Iraq sorely lags neighboring Iran (350,000) and Israel (133,000 plus 380,000 reservists) in military manpower but its army is now larger than another major regional power, Saudi Arabia (75,000), according to IHS Jane's. The training of the soldiers and police is a work in progress.
Washington and Baghdad failed to reach agreement to station thousands of military trainers in Iraq. The current plan calls for at least 700 civilian trainers to work with Iraqi forces on defense coordination and skills on F-16s, Abrams and other gear.
"Training pilots and making them ready to use these fighters will take at least 3-4 years," Ahmed said. "A big portion of the training will take place in United States of America and a small part will be in Iraq."
At the Taji military base just north of Baghdad sit some of the light helicopters that make up a good part of Iraq's air defense, deployed mostly against al Qaeda and other militants. Between the Air Force and Army Aviation Command, Iraq had only 158 helicopters and fixed-wing aircraft by late summer.
A delivery of weaponised Bell 407s has been delayed from year-end to April next year.
Despite success ramping up oil production to 2.9 million barrels per day, Iraq's military spending -- $5.7 billion last year, according to the Stockholm International Peace Research Institute -- falls far behind the regional powers.
Saudi Arabia, the world's largest oil producer, spent $42.9 billion last year, Israel $13 billion, according to SIPRI.
Lack of equipment, from aircraft to bullets is a common complaint from soldiers. A defense official said 80 percent of the $4 billion army budget goes to salaries.
The military is struggling to buy ammunition for new Abrams tanks, and last year spent $450 million on parts for 1,000 U.S. armored personnel carriers unsuitable for use in Iraq.
THE REAL INTERNAL THREAT
Iraq remains a major battleground for al Qaeda and its affiliates, who along with rival Shi'ite militias launch scores of bombings and other attacks every month. But U.S. and Iraqi military leaders agree the militants have been badly damaged by years of conflict, and pose no real threat to the government.

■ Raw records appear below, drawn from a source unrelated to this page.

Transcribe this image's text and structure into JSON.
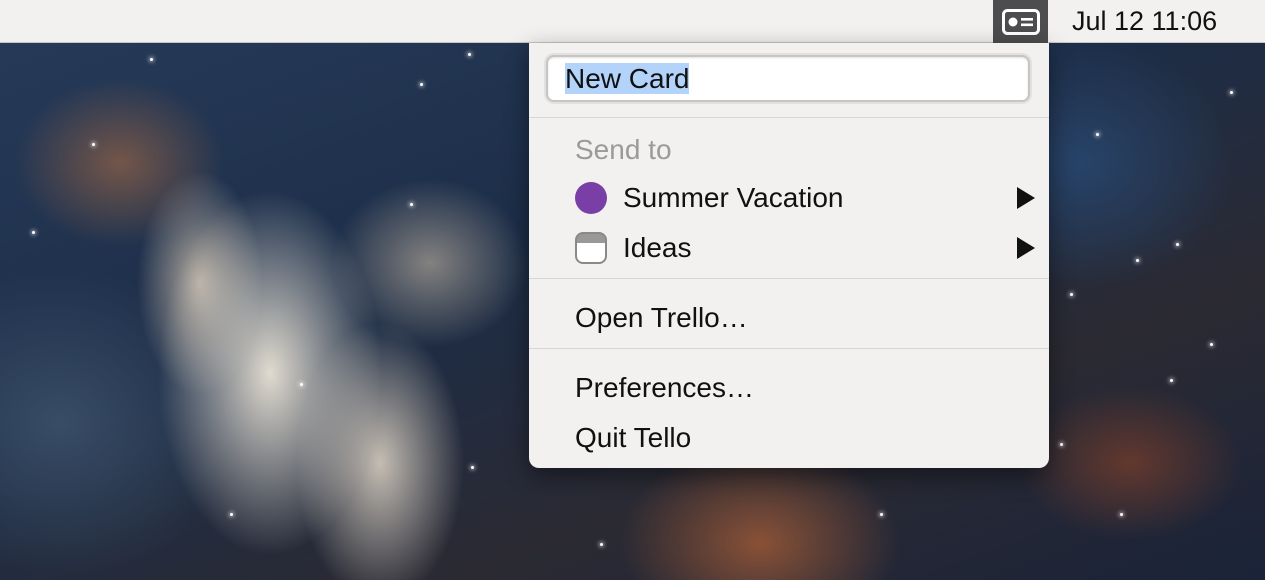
{
  "menubar": {
    "clock": "Jul 12 11:06",
    "status_icon": "trello-card-icon"
  },
  "menu": {
    "new_card_value": "New Card",
    "send_to_header": "Send to",
    "boards": [
      {
        "label": "Summer Vacation",
        "icon": "board-color-dot",
        "color": "#7a3fa6"
      },
      {
        "label": "Ideas",
        "icon": "board-default-icon",
        "color": "#9a9998"
      }
    ],
    "open_trello": "Open Trello…",
    "preferences": "Preferences…",
    "quit": "Quit Tello"
  },
  "colors": {
    "menubar_bg": "#f2f1f0",
    "status_item_bg": "#4d4d4f",
    "selection": "#b3d3fb"
  }
}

More worrying, analysts say, are continuing internal divisions along the potentially explosive faultline of the oil-rich northern city of Kirkuk, disputed by Baghdad and Iraq's semi-autonomous Kurdish region, and within the Iraqi forces.
Americans have been mediating between Kurdish and Iraqi forces since the invasion. Sectarian rivalries thrive within the police and army as Sunnis, Shi'ites and Kurds work uneasily together in a Shi'ite-led nation ruled by Sunnis under Saddam.
"The new leaders don't trust the Sunnis, for example. They see them as former regime elements. Potentially a fifth column," Hiltermann said. "Mistrust is still very much there."
"That shouldn't matter if there is no internal conflict in which these divisions would be laid bare. But if things do start to happen you could well see a breaking apart of the military," he said. "I'm not predicting that now. I would put it as an issue to watch for and worry about."